La présentation conjointe des lois organique et ordinaire par le président Soibahadine Ibrahim Ramadani et le sénateur Thani Mohamed Soilihi, concrétisant le « toilettage institutionnel », a fait couler beaucoup d’encre. Des commentaires positifs, mais aussi beaucoup de bêtises, avec souvent des arguments fantasmés, à la lecture desquels on pouvait penser que le président allait commencer, à 70 ans, une carrière de dictateur. Heureusement, il y a eu des précédents*, et démentis…

L’ancien conseiller général de Bandraboua, Issihaka Abdillah, contributeur régulier des colonnes du JDM, se positionne en faveur de ces propositions de lois « pour leur apport au développement de Mayotte », mais fait deux observations majeures.

La première porte sur le mode de scrutin proportionnel à deux tours par liste**, que les élus veulent désormais adopter : « Il faut l’éclaircir. Et encore faire évoluer le mode de scrutin pour coller à la réalité du territoire, en respectant à la fois sa dimension départementale et régionale. Il faut donc avoir des élus appartenant à une section, et d’autres élus non fixés à un canton. A La Réunion, Didier Robert, le président de région, n’est pas issu d’une section particulière. »

Une étude d’impact… passé et à venir

Les collèges en préfabriqués devront être améliorés

La seconde vise le financement des compétences de Région que doit récupérer Mayotte, et leur calendrier. « Le texte de Thani prévoit une dotation exceptionnelle annuelle de rattrapage 90 millions d’euros de compensation de l’Etat pour les compétences que nous récupérerions, c’est une bonne chose, mais sur quelle période ? Quand on a décentralisé peu à peu les compétences vers les régions françaises, la Commission consultative sur l’évaluation des charges a été saisie pour les chiffrer financièrement. Or, sur les 300 dossiers gérés par cette commission, il n’y en a pas un seul sur Mayotte ! »
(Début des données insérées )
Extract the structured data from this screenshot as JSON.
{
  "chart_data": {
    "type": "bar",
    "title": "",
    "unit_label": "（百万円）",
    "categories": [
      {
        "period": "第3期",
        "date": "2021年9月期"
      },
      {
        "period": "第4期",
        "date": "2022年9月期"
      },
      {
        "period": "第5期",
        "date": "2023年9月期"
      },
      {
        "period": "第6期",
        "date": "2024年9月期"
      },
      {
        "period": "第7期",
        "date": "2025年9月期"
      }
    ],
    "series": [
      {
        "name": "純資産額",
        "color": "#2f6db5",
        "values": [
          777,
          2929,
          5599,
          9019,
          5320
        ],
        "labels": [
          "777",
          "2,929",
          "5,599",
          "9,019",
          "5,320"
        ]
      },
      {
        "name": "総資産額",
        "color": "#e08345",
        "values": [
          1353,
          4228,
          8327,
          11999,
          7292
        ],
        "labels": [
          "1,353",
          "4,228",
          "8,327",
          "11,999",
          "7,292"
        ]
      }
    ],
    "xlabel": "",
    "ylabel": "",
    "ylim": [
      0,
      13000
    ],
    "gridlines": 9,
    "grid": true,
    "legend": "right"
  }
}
La proposition de loi ordinaire prévoit une telle commission au niveau local (présidée par un magistrat de la chambre territoriale des comptes), mais l’élu appelle à aller plus loin, « notamment en actant les compétences déjà transférées. Par exemple, même si le social relève du Département, cela doit être précisé dans un acte. » Une évaluation poste par poste des décentralisation successives que Mayotte a pris en bloc, de plein fouet, mais qui n’a jamais été faite, « c’est l’étude d’impact que réclame le Conseil économique et social de Mayotte. »
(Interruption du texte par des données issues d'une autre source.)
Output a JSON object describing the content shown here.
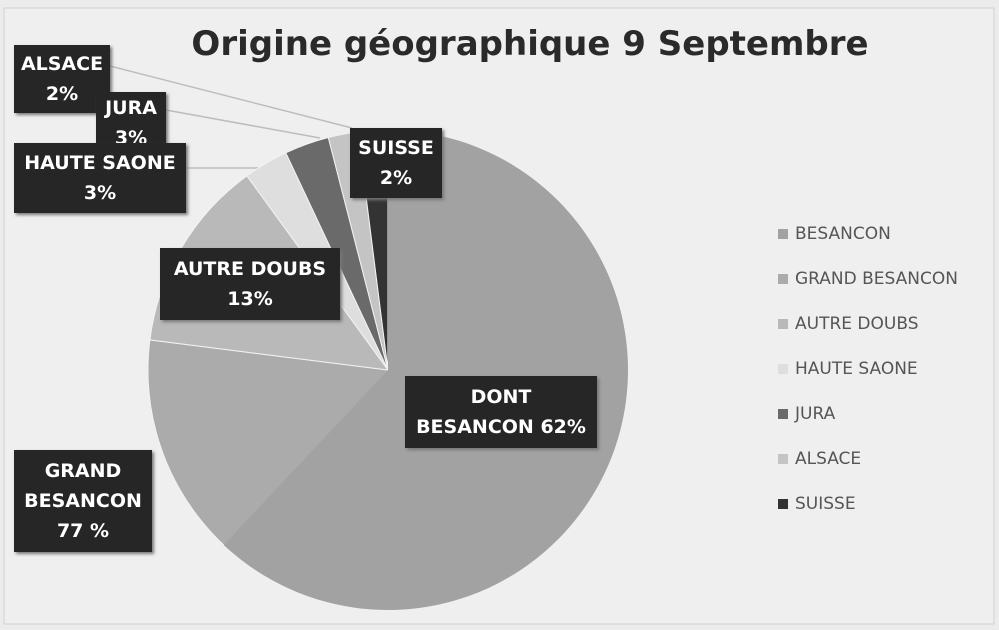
{
  "chart_data": {
    "type": "pie",
    "title": "Origine géographique 9 Septembre",
    "categories": [
      "BESANCON",
      "GRAND BESANCON",
      "AUTRE DOUBS",
      "HAUTE SAONE",
      "JURA",
      "ALSACE",
      "SUISSE"
    ],
    "values": [
      62,
      77,
      13,
      3,
      3,
      2,
      2
    ],
    "value_labels": [
      "DONT BESANCON 62%",
      "GRAND BESANCON 77 %",
      "AUTRE DOUBS 13%",
      "HAUTE SAONE 3%",
      "JURA 3%",
      "ALSACE 2%",
      "SUISSE 2%"
    ],
    "colors": [
      "#a2a2a2",
      "#ababab",
      "#b9b9b9",
      "#dedede",
      "#6a6a6a",
      "#c4c4c4",
      "#333333"
    ],
    "legend": "right"
  }
}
En terme de délai, il appelle à clarifier les échéances : « Notre sénateur préconise que l’Etat conserve les compétences des constructions scolaires du second degré et des routes, je suis d’accord avec lui. Mais il va falloir le récupérer à un moment donné si on veut se doter d’un nombre suffisant de collèges et de lycées. Même si c’est dans deux décennies, il faut fixer une date, pour que d’ici là, l’Etat construise du neuf, et consolide l’existant, et ne nous transfère pas des structures en préfabriquées. »

Pas de dématérialisation sans connexion

Des accès multimédias se mettent peu à peu en place

Même s’ils sont plus anecdotiques, il revient sur d’autres points de la proposition de loi. C’est le cas du conseil cadial, « qui doit définir des missions claires de médiation sociale à des cadis formés », de la transformation du STM, le Service de Transport Maritime, en un établissement public, « pour lequel l’Etat doit financer la continuité territoriale ».
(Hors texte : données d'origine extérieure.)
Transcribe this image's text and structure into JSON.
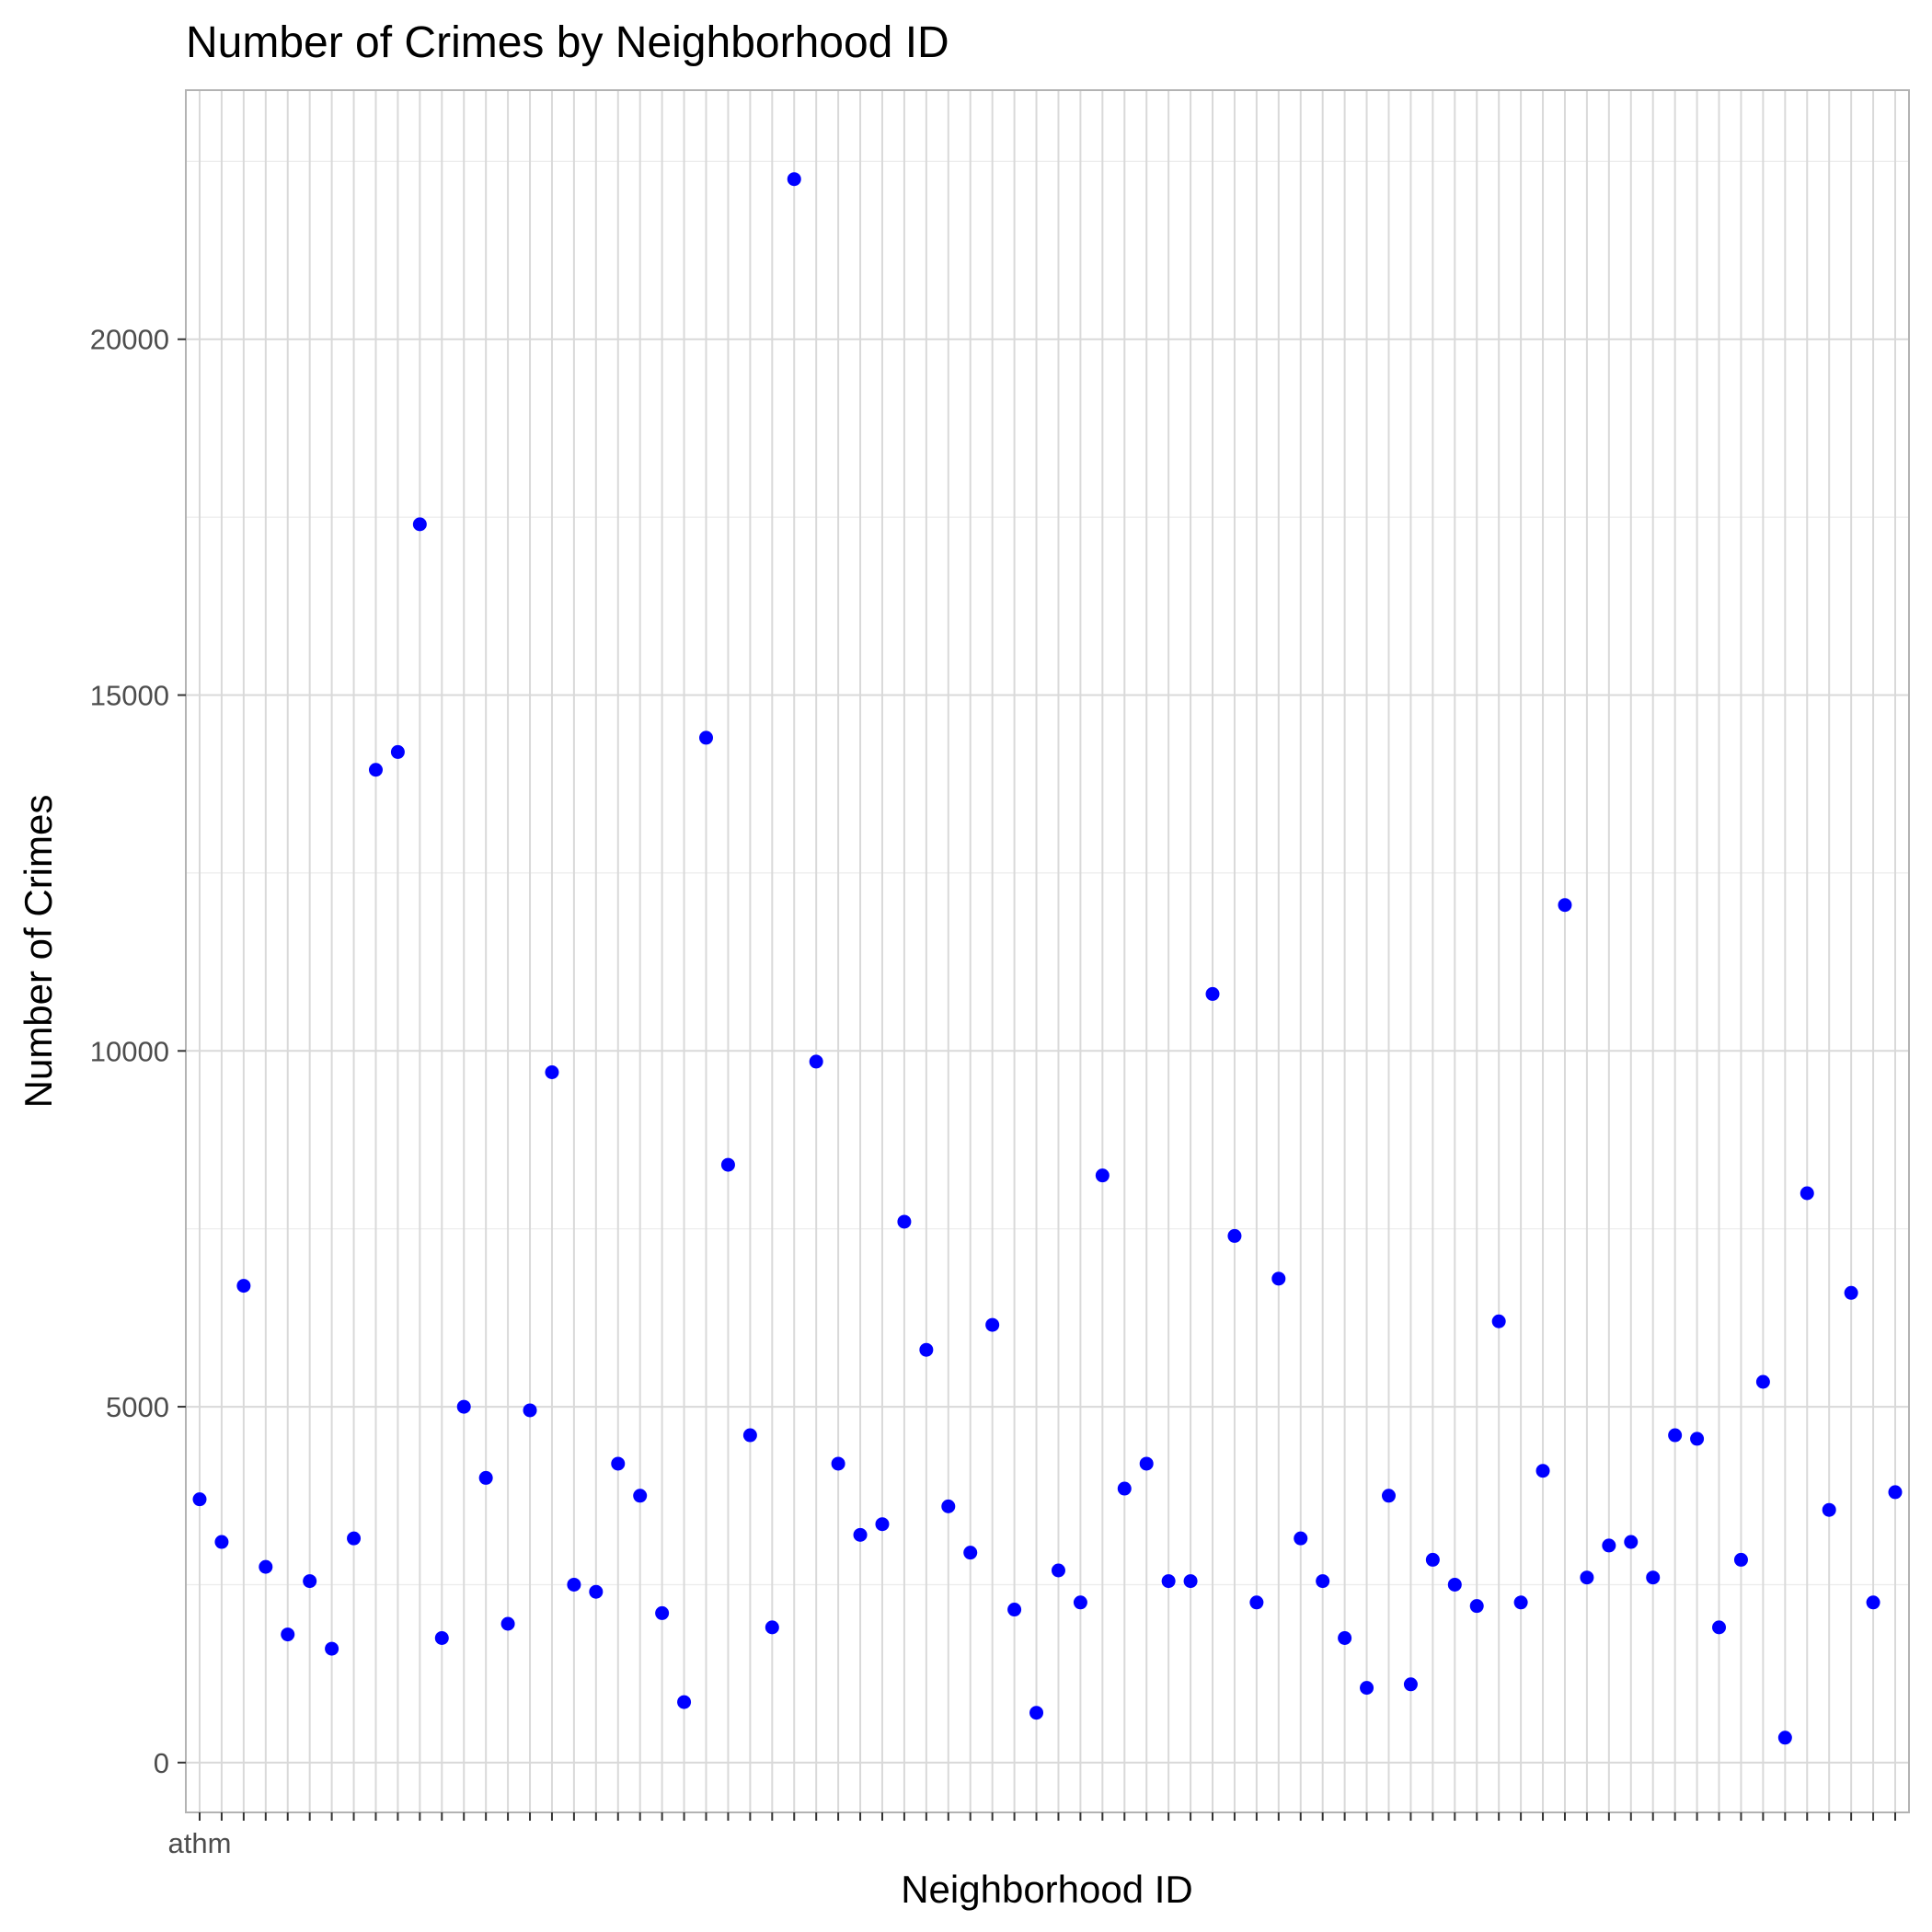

Pas de problèmes sur la mise en place du Congrès des élus, « qui doit être associé aux grands débats locaux. Il existait d’ailleurs déjà avec la Conférence des exécutifs, que les présidents du Département n’ont jamais activé ».

Et réclame « un droit à l’expérimentation » puisque la loi prévoit « l’évolution des normes », ce qui passe aussi par une adaptation aux évolutions quand elles se font au détriment d’un territoire pas encore structuré. Il donne deux exemples : « Le gouvernement cherche à diminuer les dotations aux Chambres consulaires, mais ici, elles commencent à peine à s’organiser et à produire des effets positifs. Autre secteur, la dématérialisation imposée à tous, mais a-t-on mené une étude sur le degré d’informatisation du territoire qui dépasse à peine les 40% ?! On ne peut pas dire ‘mettez-vous aux normes’, si rien n’est structuré. »

Dernier exemple parlant, lui aussi d’actualité, les normes sismiques : « Ne va-t-on pas s’apercevoir que les normes métropoles ne s’adaptent plus sur un territoire où sévit l’essaim sismique depuis 10 mois ? »

Des thèmes « prévus dans la loi Thani, mais dont il faut évaluer plus précisément les financements ».

Anne Perzo-Lafond

* En pleine guerre d’Algérie, et après un remaniement ministériel, le général de Gaulle de retour au pouvoir : « Croit-on, qu’à 67 ans, je vais commencer une carrière de dictateur ? »
** Les élections régionales ont lieu au scrutin proportionnel à deux tours avec prime majoritaire : la liste qui recueille le plus grand nombre de voix obtient une prime de 25 % des sièges à pourvoir (afin de dégager une majorité stable)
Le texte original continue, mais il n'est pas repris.